In this video essay, I mold the ideas of Debbie Kilroy’s Sisters Inside with my own viewpoints to create a short film. Sisters Inside sheds the light on how unfair, biased, and racist the female prison culture is in the United States. I was very interested in this topic after watching the Netflix series Orange is the New Black. Shortly after starting my research, I found that the women ending up in prisons are going at an unparalleled level. The rate at which African Americans and Latina’s are being sent to prisons is completely different than the rates for white female prisoners. I needed to find what links these women in orange jumpsuits together, something that is concrete enough to make a generalization about female inmates. I took different perspectives, from correctional officers to inmates, and molded them together to create an objective scope with multiple angles. Violence, drug and sexual abuse, race: are all intertwined in this video essay that deepens the horizon on female prisoners. Kilroy’s book gives first hand testimonies to stories and events that happened in female correctional facilities. Most stories go unheard by, not even making a ripple in the sea of society. After watching this video you have heard these stories, these realities of female human beings behind bars.

There is a clear delineation of how the prison culture is set up and run. Most people would think that the prison guards run the entire facility, but that would be a wrong assumption.  In this video essay you will learn how the prison culture is an intricate web of social interactions and reactions. The inmates run the prison, as they are constantly there while correctional officers come and go. Those who oppose this fortified culture that has stood and thrived for decades, often find themselves isolated and ostracized on the inside. “Hardest Prisons” offers a first hand view into the female prison system. In the film, it’s easy to translate the reading materials from Sisters Inside to Women Behind Bars into a tangible text that can be explained and resonated with music and pictures.
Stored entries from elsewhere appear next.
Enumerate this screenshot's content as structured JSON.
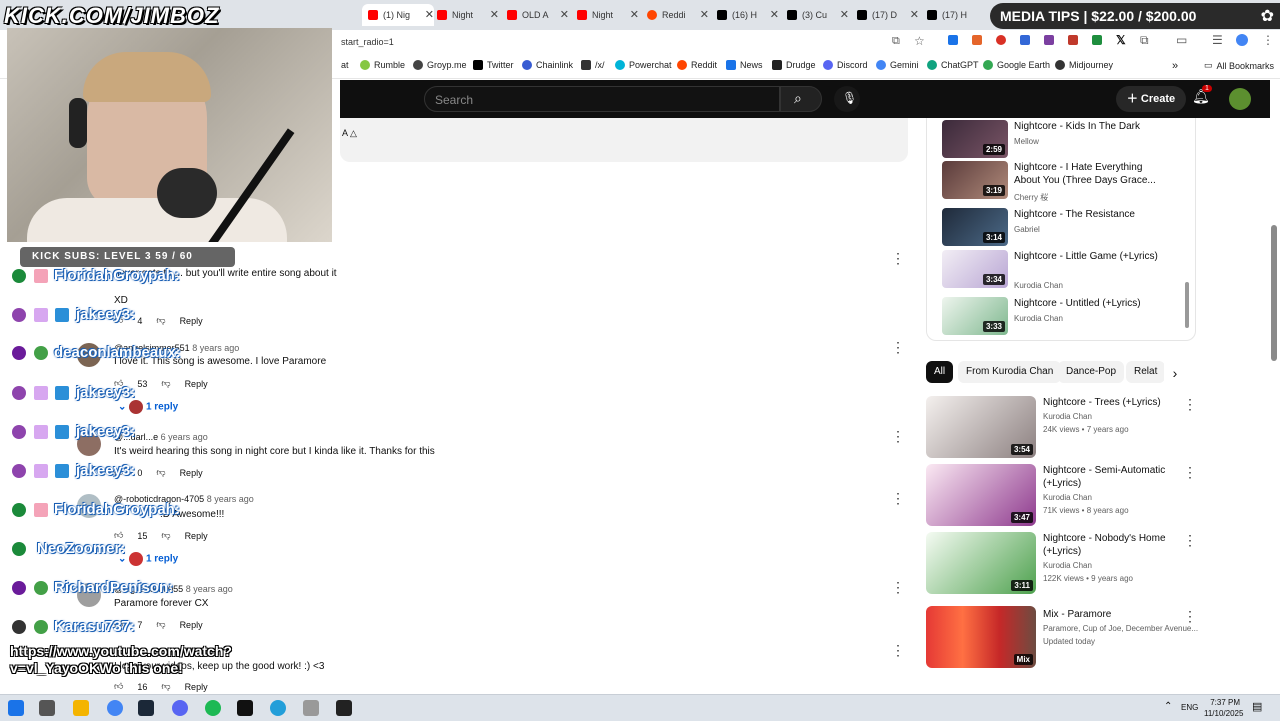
{
  "browser": {
    "tabs": [
      {
        "label": "(1) Nig",
        "color": "#ff0000",
        "active": true
      },
      {
        "label": "Night",
        "color": "#ff0000"
      },
      {
        "label": "OLD A",
        "color": "#ff0000"
      },
      {
        "label": "Night",
        "color": "#ff0000"
      },
      {
        "label": "Reddi",
        "color": "#ff4500"
      },
      {
        "label": "(16) H",
        "color": "#000000"
      },
      {
        "label": "(3) Cu",
        "color": "#000000"
      },
      {
        "label": "(17) D",
        "color": "#000000"
      },
      {
        "label": "(17) H",
        "color": "#000000"
      }
    ],
    "address": "start_radio=1",
    "bookmarks": [
      {
        "label": "at",
        "color": "#888888"
      },
      {
        "label": "Rumble",
        "color": "#85c742"
      },
      {
        "label": "Groyp.me",
        "color": "#444444"
      },
      {
        "label": "Twitter",
        "color": "#000000"
      },
      {
        "label": "Chainlink",
        "color": "#375bd2"
      },
      {
        "label": "/x/",
        "color": "#333333"
      },
      {
        "label": "Powerchat",
        "color": "#00b4d8"
      },
      {
        "label": "Reddit",
        "color": "#ff4500"
      },
      {
        "label": "News",
        "color": "#1a73e8"
      },
      {
        "label": "Drudge",
        "color": "#222222"
      },
      {
        "label": "Discord",
        "color": "#5865f2"
      },
      {
        "label": "Gemini",
        "color": "#4285f4"
      },
      {
        "label": "ChatGPT",
        "color": "#10a37f"
      },
      {
        "label": "Google Earth",
        "color": "#34a853"
      },
      {
        "label": "Midjourney",
        "color": "#333333"
      }
    ],
    "all_bookmarks": "All Bookmarks"
  },
  "stream_overlay": {
    "watermark": "KICK.COM/JIMBOZ",
    "media_tips": "MEDIA TIPS | $22.00 / $200.00",
    "kick_subs": "KICK SUBS: LEVEL 3 59 / 60",
    "chat": [
      {
        "name": "FloridahGroypah:",
        "text": ""
      },
      {
        "name": "jakeey3:",
        "text": ""
      },
      {
        "name": "deaconlambeaux:",
        "text": ""
      },
      {
        "name": "jakeey3:",
        "text": ""
      },
      {
        "name": "jakeey3:",
        "text": ""
      },
      {
        "name": "jakeey3:",
        "text": ""
      },
      {
        "name": "FloridahGroypah:",
        "text": ""
      },
      {
        "name": "NeoZoomer:",
        "text": ""
      },
      {
        "name": "RichardPenison:",
        "text": ""
      },
      {
        "name": "Karasu737:",
        "text": ""
      }
    ],
    "link_msg_1": "https://www.youtube.com/watch?",
    "link_msg_2": "v=vl_YayoOKWo this one!"
  },
  "youtube": {
    "search_placeholder": "Search",
    "create_label": "Create",
    "notif_count": "1",
    "comments": [
      {
        "author": "",
        "age": "",
        "text": "never gets to ... but you'll write entire song about it",
        "likes": "",
        "reply": "Reply"
      },
      {
        "author": "",
        "age": "",
        "text": "XD",
        "likes": "4",
        "reply": "Reply"
      },
      {
        "author": "@angelsimmer551",
        "age": "8 years ago",
        "text": "I love it. This song is awesome. I love Paramore",
        "likes": "53",
        "reply": "Reply",
        "replies": "1 reply"
      },
      {
        "author": "@...darl...e",
        "age": "6 years ago",
        "text": "It's weird hearing this song in night core but I kinda like it. Thanks for this",
        "likes": "0",
        "reply": "Reply"
      },
      {
        "author": "@-roboticdragon-4705",
        "age": "8 years ago",
        "text": ":D Awesome!!!",
        "likes": "15",
        "reply": "Reply",
        "replies": "1 reply"
      },
      {
        "author": "@nightmare6055",
        "age": "8 years ago",
        "text": "Paramore forever CX",
        "likes": "7",
        "reply": "Reply"
      },
      {
        "author": "",
        "age": "",
        "text": "I love your videos, keep up the good work! :) <3",
        "likes": "16",
        "reply": "Reply"
      }
    ],
    "playlist": [
      {
        "title": "Nightcore - Kids In The Dark",
        "channel": "Mellow",
        "dur": "2:59"
      },
      {
        "title": "Nightcore - I Hate Everything About You (Three Days Grace...",
        "channel": "Cherry 桜",
        "dur": "3:19"
      },
      {
        "title": "Nightcore - The Resistance",
        "channel": "Gabriel",
        "dur": "3:14"
      },
      {
        "title": "Nightcore - Little Game (+Lyrics)",
        "channel": "Kurodia Chan",
        "dur": "3:34"
      },
      {
        "title": "Nightcore - Untitled (+Lyrics)",
        "channel": "Kurodia Chan",
        "dur": "3:33"
      }
    ],
    "chips": [
      "All",
      "From Kurodia Chan",
      "Dance-Pop",
      "Relat"
    ],
    "recs": [
      {
        "title": "Nightcore - Trees (+Lyrics)",
        "channel": "Kurodia Chan",
        "meta": "24K views • 7 years ago",
        "dur": "3:54"
      },
      {
        "title": "Nightcore - Semi-Automatic (+Lyrics)",
        "channel": "Kurodia Chan",
        "meta": "71K views • 8 years ago",
        "dur": "3:47"
      },
      {
        "title": "Nightcore - Nobody's Home (+Lyrics)",
        "channel": "Kurodia Chan",
        "meta": "122K views • 9 years ago",
        "dur": "3:11"
      },
      {
        "title": "Mix - Paramore",
        "channel": "Paramore, Cup of Joe, December Avenue...",
        "meta": "Updated today",
        "dur": "Mix"
      }
    ]
  },
  "taskbar": {
    "lang": "ENG",
    "time": "7:37 PM",
    "date": "11/10/2025"
  }
}
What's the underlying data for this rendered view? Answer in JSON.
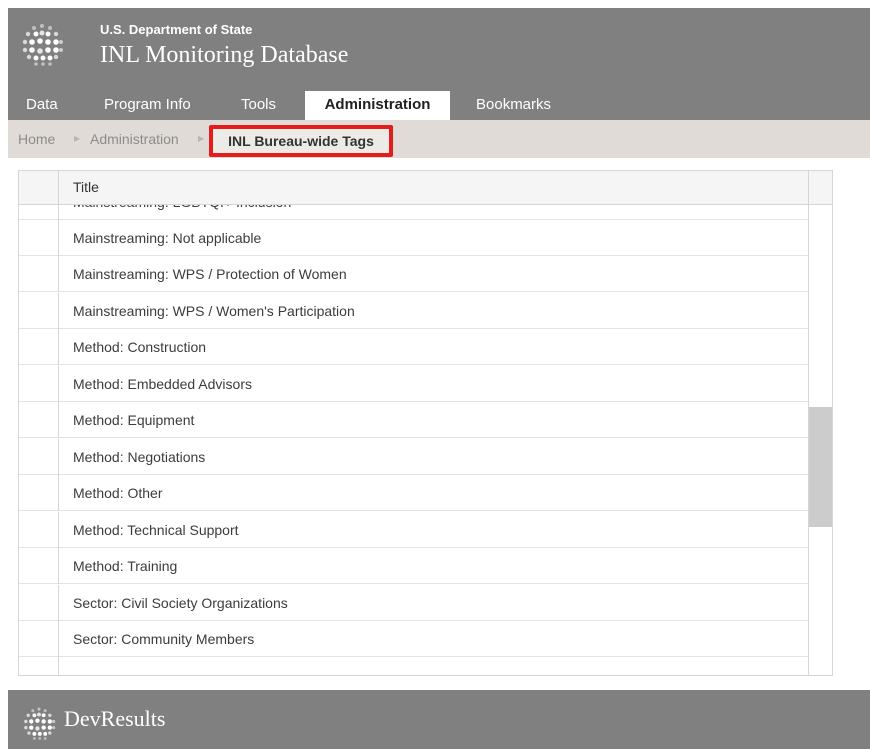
{
  "header": {
    "agency": "U.S. Department of State",
    "app_name": "INL Monitoring Database",
    "logo_icon": "globe-dots-icon"
  },
  "nav": {
    "items": [
      {
        "label": "Data",
        "active": false
      },
      {
        "label": "Program Info",
        "active": false
      },
      {
        "label": "Tools",
        "active": false
      },
      {
        "label": "Administration",
        "active": true
      },
      {
        "label": "Bookmarks",
        "active": false
      }
    ]
  },
  "breadcrumb": {
    "items": [
      "Home",
      "Administration"
    ],
    "current": "INL Bureau-wide Tags",
    "separator_icon": "caret-right-icon",
    "highlight_color": "#e41c1c"
  },
  "grid": {
    "column_header": "Title",
    "rows": [
      "Mainstreaming: LGBTQI+ Inclusion",
      "Mainstreaming: Not applicable",
      "Mainstreaming: WPS / Protection of Women",
      "Mainstreaming: WPS / Women's Participation",
      "Method: Construction",
      "Method: Embedded Advisors",
      "Method: Equipment",
      "Method: Negotiations",
      "Method: Other",
      "Method: Technical Support",
      "Method: Training",
      "Sector: Civil Society Organizations",
      "Sector: Community Members"
    ]
  },
  "footer": {
    "brand": "DevResults",
    "logo_icon": "globe-dots-icon"
  },
  "colors": {
    "header_bg": "#808080",
    "breadcrumb_bg": "#e0dbd7"
  }
}
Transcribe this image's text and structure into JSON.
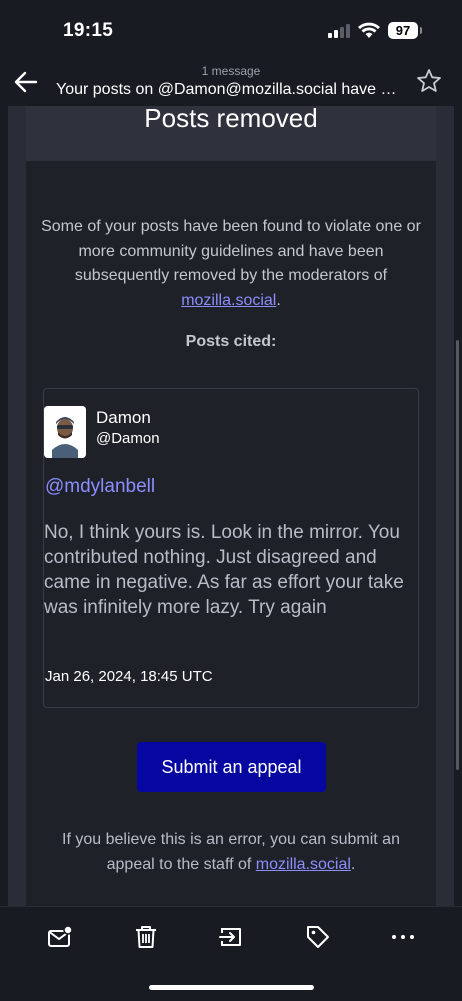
{
  "status_bar": {
    "time": "19:15",
    "battery": "97"
  },
  "header": {
    "message_count": "1 message",
    "subject": "Your posts on @Damon@mozilla.social have been removed",
    "back_icon": "back-arrow-icon",
    "star_icon": "star-icon"
  },
  "email": {
    "title": "Posts removed",
    "intro_text": "Some of your posts have been found to violate one or more community guidelines and have been subsequently removed by the moderators of ",
    "intro_link": "mozilla.social",
    "intro_end": ".",
    "posts_cited_label": "Posts cited:",
    "post": {
      "author_name": "Damon",
      "author_handle": "@Damon",
      "mention": "@mdylanbell",
      "text": "No, I think yours is. Look in the mirror. You contributed nothing. Just disagreed and came in negative. As far as effort your take was infinitely more lazy. Try again",
      "date": "Jan 26, 2024, 18:45 UTC"
    },
    "appeal_button": "Submit an appeal",
    "footer_text": "If you believe this is an error, you can submit an appeal to the staff of ",
    "footer_link": "mozilla.social",
    "footer_end": "."
  },
  "toolbar": {
    "items": [
      {
        "icon": "mark-unread-icon"
      },
      {
        "icon": "trash-icon"
      },
      {
        "icon": "move-to-folder-icon"
      },
      {
        "icon": "tag-icon"
      },
      {
        "icon": "more-icon"
      }
    ]
  },
  "colors": {
    "background": "#191b22",
    "card": "#1f2129",
    "accent_link": "#8c8dff",
    "button": "#0607a1"
  }
}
The goal and aim of this short documentary was that female inmates need a voice. They are unrepresented due to the comparatively small amount of women in the current US prison population. Sisters Inside offers this voice, but there needs to be a larger audience so that these prisoner’s stories and experiences don’t fall upon deaf ears. The US war on drugs, profiling minorities, and sexual abuse are all the key factors that contribute to the increasing number of female inmates. Without a change in legislation with more adept police procedures to stop sexual abuse and minority profiling, this rising number of female inmates will continue to grow at an unprecedented rate.